Мистическая чушь вокруг сеансов работала не только на популярность психотерапевтов, но и на эффективность самого Метода. Клиенты, уверовав во всемогущество наставников, исцелялись, бывало, мгновенно. Впечатлительные девушки в разгар спектакля ненависти вдруг бросались на пол и бились в конвульсиях. На сцену вбегали врач с двумя санитарами, уносили девушек в комнатку с кушеткой, где приводили в чувство. Неопределенно верующая Воронович отворачивались и украдкой быстро-быстро крестилась. Девушки стуча зубами об край стакана с водой и блестя глазами с восторгом рассказывали, как что-то почувствовали. Почувствовали, как нечто чужое и злое оставляет их навсегда-навсегда. И это было прекрасно. Страшно. Но прекрасно!
Даже Лисич после такого был немного не в себе. Тер подбородок, рассыпая пепел с сигареты, и, как бы извиняясь, бормотал:
– Вроде бы хорошее дело делаем. Но ощущение… Что всех наебали.
С днем рождения, Лисич!
В тот день, когда Лисичу исполнилось 70, он снова почувствовал, что устал. Совсем устал.
– Надоело мне все, – равнодушно каркнул Лисич. – Давай дальше сама.
Воронович ни слова не сказала против. Ни о чем не спросила. Сама, так сама.
Они сидели вдвоем за праздничным столом в загородном просторном доме дачного поселка, некогда принадлежащему институту таких-сяких наук трам-па-пам СССР. Пушистые лапы полувековых сосен упирались в окна веранды и со скрежетом елозили по стеклу.
На столе стоял убранный глупыми кремовыми розочками пятикилограммовый торт с надписью «С днем рождения, Лисич!». Комната тонула в цветах, которые присылали и присылали поклонницы. Охапки цветов принимала также Секретарша в офисе у Арбатских ворот.
Они проработали вместе 19 лет. И ничего друг про друга не знали. За это время они могли бы стать друзьями, любовниками. Или хотя бы близкими и родными. Но так и остались – научным патроном и смышленой рыжей аспиранткой. Кто поймет эту чудную парочку! Быть может в их отношениях – холодных, отстраненных, с навеки установленной субординацией – было не меньше страсти и любви, чем в тех, где жаркой ночью шепчут «я люблю тебя!». Во всяком случае, вне сомнения, куда больше верности и постоянства.
Лисич с облегчением отбросил костыли и плюхнулся в инвалидную коляску.

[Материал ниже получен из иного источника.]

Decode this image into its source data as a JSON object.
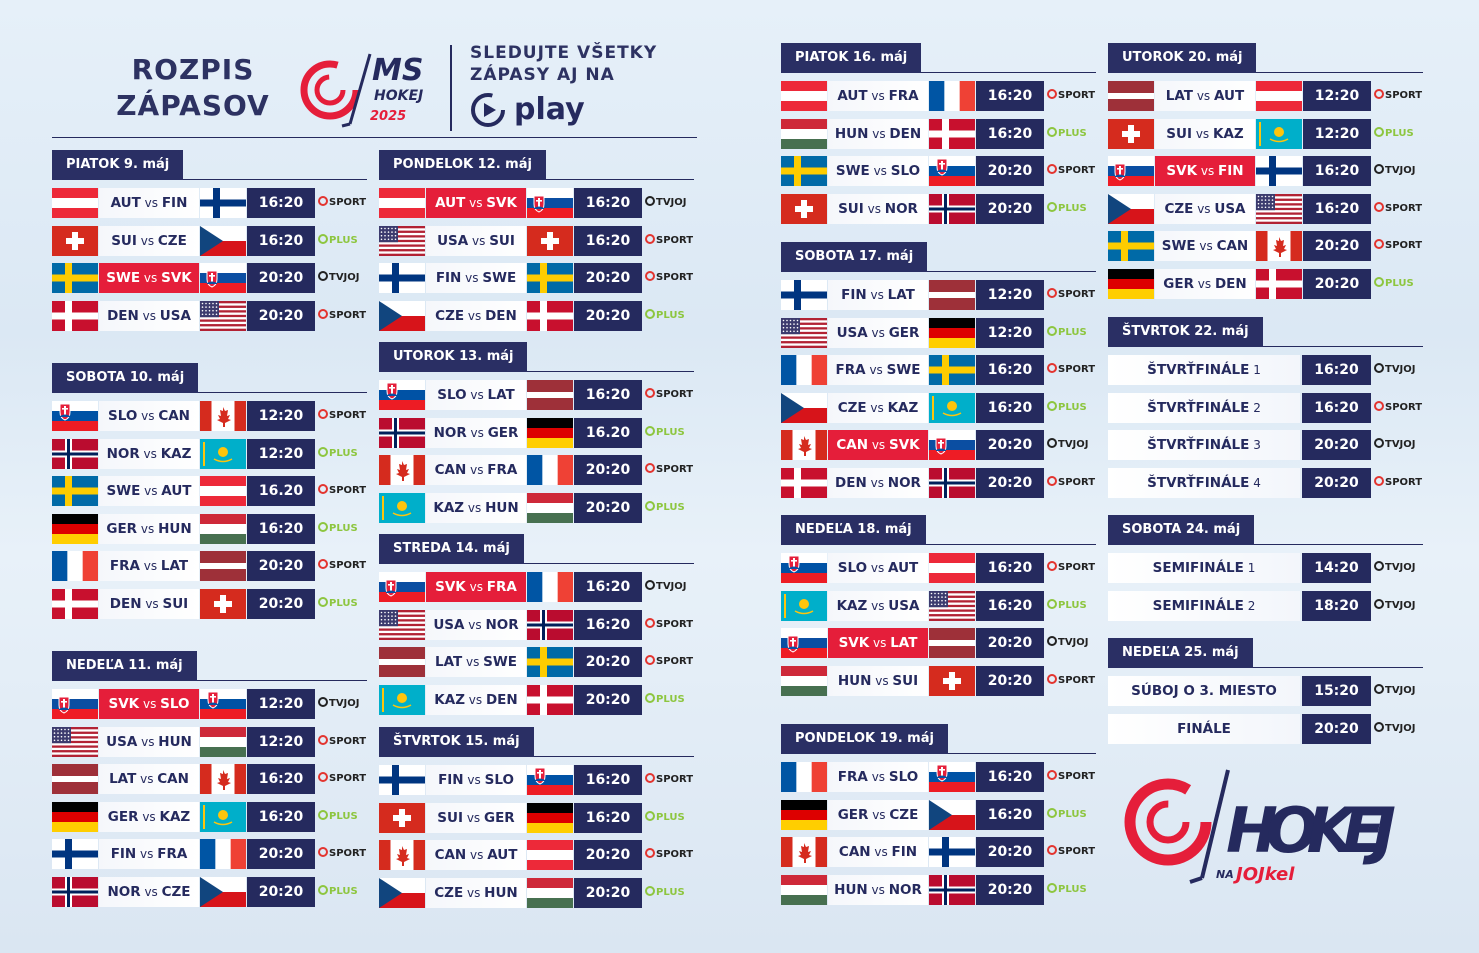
{
  "header": {
    "title_line1": "ROZPIS",
    "title_line2": "ZÁPASOV",
    "logo_ms": "MS",
    "logo_hokej": "HOKEJ",
    "logo_year": "2025",
    "follow_line1": "SLEDUJTE VŠETKY",
    "follow_line2": "ZÁPASY AJ NA",
    "play_label": "play"
  },
  "vs_label": "vs",
  "channels": {
    "sport": "SPORT",
    "plus": "PLUS",
    "tvjoj": "TVJOJ"
  },
  "brand": {
    "hokej": "HOKEJ",
    "na": "NA",
    "jojkel": "JOJkel"
  },
  "flag_colors": {
    "red": "#e51e3a",
    "navy": "#252a5e",
    "plus_green": "#8dc63f"
  },
  "days": [
    {
      "label": "PIATOK 9. máj",
      "matches": [
        {
          "home": "AUT",
          "away": "FIN",
          "time": "16:20",
          "channel": "sport",
          "svk": false
        },
        {
          "home": "SUI",
          "away": "CZE",
          "time": "16:20",
          "channel": "plus",
          "svk": false
        },
        {
          "home": "SWE",
          "away": "SVK",
          "time": "20:20",
          "channel": "tvjoj",
          "svk": true
        },
        {
          "home": "DEN",
          "away": "USA",
          "time": "20:20",
          "channel": "sport",
          "svk": false
        }
      ]
    },
    {
      "label": "SOBOTA 10. máj",
      "matches": [
        {
          "home": "SLO",
          "away": "CAN",
          "time": "12:20",
          "channel": "sport",
          "svk": false
        },
        {
          "home": "NOR",
          "away": "KAZ",
          "time": "12:20",
          "channel": "plus",
          "svk": false
        },
        {
          "home": "SWE",
          "away": "AUT",
          "time": "16.20",
          "channel": "sport",
          "svk": false
        },
        {
          "home": "GER",
          "away": "HUN",
          "time": "16:20",
          "channel": "plus",
          "svk": false
        },
        {
          "home": "FRA",
          "away": "LAT",
          "time": "20:20",
          "channel": "sport",
          "svk": false
        },
        {
          "home": "DEN",
          "away": "SUI",
          "time": "20:20",
          "channel": "plus",
          "svk": false
        }
      ]
    },
    {
      "label": "NEDEĽA 11. máj",
      "matches": [
        {
          "home": "SVK",
          "away": "SLO",
          "time": "12:20",
          "channel": "tvjoj",
          "svk": true
        },
        {
          "home": "USA",
          "away": "HUN",
          "time": "12:20",
          "channel": "sport",
          "svk": false
        },
        {
          "home": "LAT",
          "away": "CAN",
          "time": "16:20",
          "channel": "sport",
          "svk": false
        },
        {
          "home": "GER",
          "away": "KAZ",
          "time": "16:20",
          "channel": "plus",
          "svk": false
        },
        {
          "home": "FIN",
          "away": "FRA",
          "time": "20:20",
          "channel": "sport",
          "svk": false
        },
        {
          "home": "NOR",
          "away": "CZE",
          "time": "20:20",
          "channel": "plus",
          "svk": false
        }
      ]
    },
    {
      "label": "PONDELOK 12. máj",
      "matches": [
        {
          "home": "AUT",
          "away": "SVK",
          "time": "16:20",
          "channel": "tvjoj",
          "svk": true
        },
        {
          "home": "USA",
          "away": "SUI",
          "time": "16:20",
          "channel": "sport",
          "svk": false
        },
        {
          "home": "FIN",
          "away": "SWE",
          "time": "20:20",
          "channel": "sport",
          "svk": false
        },
        {
          "home": "CZE",
          "away": "DEN",
          "time": "20:20",
          "channel": "plus",
          "svk": false
        }
      ]
    },
    {
      "label": "UTOROK 13. máj",
      "matches": [
        {
          "home": "SLO",
          "away": "LAT",
          "time": "16:20",
          "channel": "sport",
          "svk": false
        },
        {
          "home": "NOR",
          "away": "GER",
          "time": "16.20",
          "channel": "plus",
          "svk": false
        },
        {
          "home": "CAN",
          "away": "FRA",
          "time": "20:20",
          "channel": "sport",
          "svk": false
        },
        {
          "home": "KAZ",
          "away": "HUN",
          "time": "20:20",
          "channel": "plus",
          "svk": false
        }
      ]
    },
    {
      "label": "STREDA 14. máj",
      "matches": [
        {
          "home": "SVK",
          "away": "FRA",
          "time": "16:20",
          "channel": "tvjoj",
          "svk": true
        },
        {
          "home": "USA",
          "away": "NOR",
          "time": "16:20",
          "channel": "sport",
          "svk": false
        },
        {
          "home": "LAT",
          "away": "SWE",
          "time": "20:20",
          "channel": "sport",
          "svk": false
        },
        {
          "home": "KAZ",
          "away": "DEN",
          "time": "20:20",
          "channel": "plus",
          "svk": false
        }
      ]
    },
    {
      "label": "ŠTVRTOK 15. máj",
      "matches": [
        {
          "home": "FIN",
          "away": "SLO",
          "time": "16:20",
          "channel": "sport",
          "svk": false
        },
        {
          "home": "SUI",
          "away": "GER",
          "time": "16:20",
          "channel": "plus",
          "svk": false
        },
        {
          "home": "CAN",
          "away": "AUT",
          "time": "20:20",
          "channel": "sport",
          "svk": false
        },
        {
          "home": "CZE",
          "away": "HUN",
          "time": "20:20",
          "channel": "plus",
          "svk": false
        }
      ]
    },
    {
      "label": "PIATOK 16. máj",
      "matches": [
        {
          "home": "AUT",
          "away": "FRA",
          "time": "16:20",
          "channel": "sport",
          "svk": false
        },
        {
          "home": "HUN",
          "away": "DEN",
          "time": "16:20",
          "channel": "plus",
          "svk": false
        },
        {
          "home": "SWE",
          "away": "SLO",
          "time": "20:20",
          "channel": "sport",
          "svk": false
        },
        {
          "home": "SUI",
          "away": "NOR",
          "time": "20:20",
          "channel": "plus",
          "svk": false
        }
      ]
    },
    {
      "label": "SOBOTA 17. máj",
      "matches": [
        {
          "home": "FIN",
          "away": "LAT",
          "time": "12:20",
          "channel": "sport",
          "svk": false
        },
        {
          "home": "USA",
          "away": "GER",
          "time": "12:20",
          "channel": "plus",
          "svk": false
        },
        {
          "home": "FRA",
          "away": "SWE",
          "time": "16:20",
          "channel": "sport",
          "svk": false
        },
        {
          "home": "CZE",
          "away": "KAZ",
          "time": "16:20",
          "channel": "plus",
          "svk": false
        },
        {
          "home": "CAN",
          "away": "SVK",
          "time": "20:20",
          "channel": "tvjoj",
          "svk": true
        },
        {
          "home": "DEN",
          "away": "NOR",
          "time": "20:20",
          "channel": "sport",
          "svk": false
        }
      ]
    },
    {
      "label": "NEDEĽA 18. máj",
      "matches": [
        {
          "home": "SLO",
          "away": "AUT",
          "time": "16:20",
          "channel": "sport",
          "svk": false
        },
        {
          "home": "KAZ",
          "away": "USA",
          "time": "16:20",
          "channel": "plus",
          "svk": false
        },
        {
          "home": "SVK",
          "away": "LAT",
          "time": "20:20",
          "channel": "tvjoj",
          "svk": true
        },
        {
          "home": "HUN",
          "away": "SUI",
          "time": "20:20",
          "channel": "sport",
          "svk": false
        }
      ]
    },
    {
      "label": "PONDELOK 19. máj",
      "matches": [
        {
          "home": "FRA",
          "away": "SLO",
          "time": "16:20",
          "channel": "sport",
          "svk": false
        },
        {
          "home": "GER",
          "away": "CZE",
          "time": "16:20",
          "channel": "plus",
          "svk": false
        },
        {
          "home": "CAN",
          "away": "FIN",
          "time": "20:20",
          "channel": "sport",
          "svk": false
        },
        {
          "home": "HUN",
          "away": "NOR",
          "time": "20:20",
          "channel": "plus",
          "svk": false
        }
      ]
    },
    {
      "label": "UTOROK 20. máj",
      "matches": [
        {
          "home": "LAT",
          "away": "AUT",
          "time": "12:20",
          "channel": "sport",
          "svk": false
        },
        {
          "home": "SUI",
          "away": "KAZ",
          "time": "12:20",
          "channel": "plus",
          "svk": false
        },
        {
          "home": "SVK",
          "away": "FIN",
          "time": "16:20",
          "channel": "tvjoj",
          "svk": true
        },
        {
          "home": "CZE",
          "away": "USA",
          "time": "16:20",
          "channel": "sport",
          "svk": false
        },
        {
          "home": "SWE",
          "away": "CAN",
          "time": "20:20",
          "channel": "sport",
          "svk": false
        },
        {
          "home": "GER",
          "away": "DEN",
          "time": "20:20",
          "channel": "plus",
          "svk": false
        }
      ]
    },
    {
      "label": "ŠTVRTOK 22. máj",
      "ko": [
        {
          "name": "ŠTVRŤFINÁLE",
          "num": "1",
          "time": "16:20",
          "channel": "tvjoj"
        },
        {
          "name": "ŠTVRŤFINÁLE",
          "num": "2",
          "time": "16:20",
          "channel": "sport"
        },
        {
          "name": "ŠTVRŤFINÁLE",
          "num": "3",
          "time": "20:20",
          "channel": "tvjoj"
        },
        {
          "name": "ŠTVRŤFINÁLE",
          "num": "4",
          "time": "20:20",
          "channel": "sport"
        }
      ]
    },
    {
      "label": "SOBOTA 24. máj",
      "ko": [
        {
          "name": "SEMIFINÁLE",
          "num": "1",
          "time": "14:20",
          "channel": "tvjoj"
        },
        {
          "name": "SEMIFINÁLE",
          "num": "2",
          "time": "18:20",
          "channel": "tvjoj"
        }
      ]
    },
    {
      "label": "NEDEĽA 25. máj",
      "ko": [
        {
          "name": "SÚBOJ O 3. MIESTO",
          "num": "",
          "time": "15:20",
          "channel": "tvjoj"
        },
        {
          "name": "FINÁLE",
          "num": "",
          "time": "20:20",
          "channel": "tvjoj"
        }
      ]
    }
  ]
}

Колесил по дому, обучал домработницу готовить индийские блюда. Бубнил Бхават-Гиту, правильно дышал и пил по утрам теплую воду. Много читал, много смотрел на сосны из окон веранды. Иногда принимал журналистов, которым давал длинные пространные интервью о грядущем крахе всего и вся и в особенности России.
Теперь – сама
К 51-году Воронович стала стильной интересной дамой. Носила красивые очки, блестящую ухоженную копну рыжих волос, гладкую челку и ярко красила губы. За время работы с Лисичем двужильная Воронович успела получить высшее психологическое образование, защитить магистра и доктора за рубежом, получить членства во всевозможных профессиональных и не очень сообществах. Все, кто видел ее по телевизору, ходил на ее семинары, слышал ее лекции в поточной аудитории психфака МГУ, встречались с ней на научных конференциях, видели перед собой именно это – яркую, успешную, уверенную в себе, идеальную с головы до ног 51-летнюю женщину.

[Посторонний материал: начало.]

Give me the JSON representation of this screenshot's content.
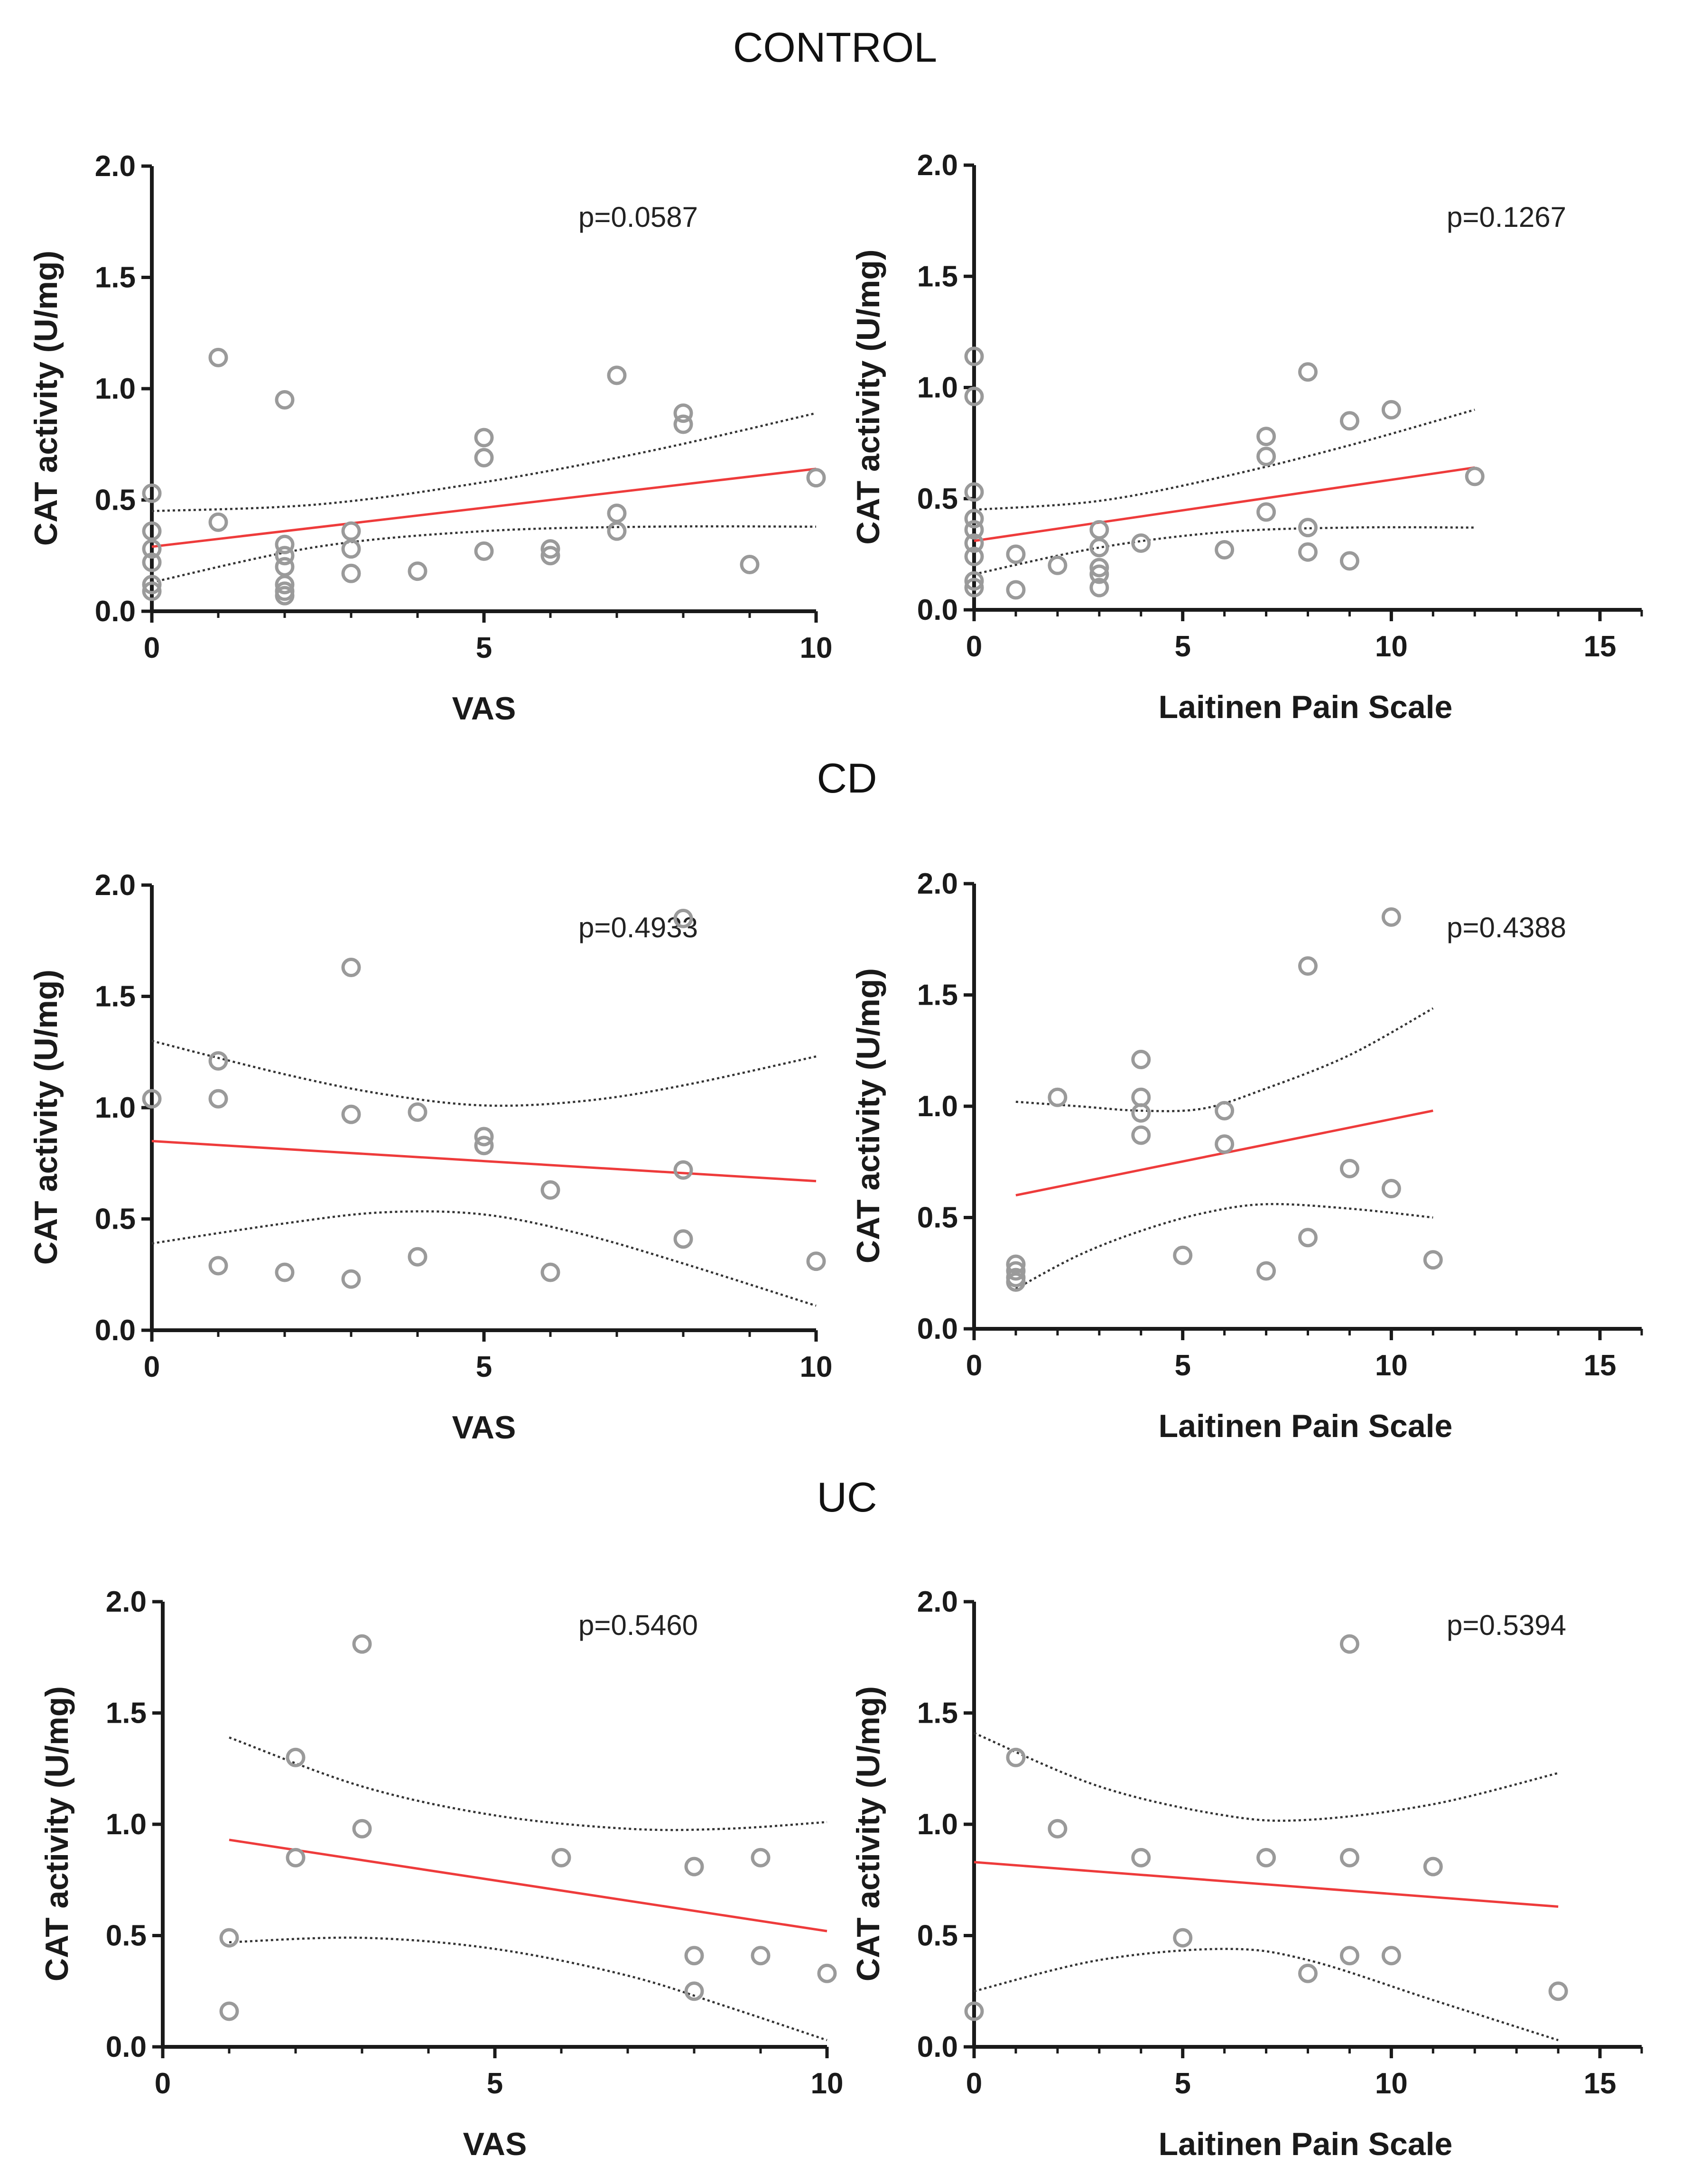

Сама Воронович сняла под психотерапевтический театр другое помещение. Отремонтировала и вновь начала практику со всей командой: Секретаршей, врачом, двумя санитарами и бухгалтером. Все они были людьми закаленными – трезвыми, обученными Лисичем. Ценили в жизни комфорт, деньги и не верили в чертей.
После перерыва на переезд и ремонт, а, главное, ухода Лисича в загородное сосновое небытие, от театра отвалилась большая часть не в меру восторженных мистически настроенных дамочек. Сеансы освобождения от ненависти проходили сравнительно спокойно и миролюбиво.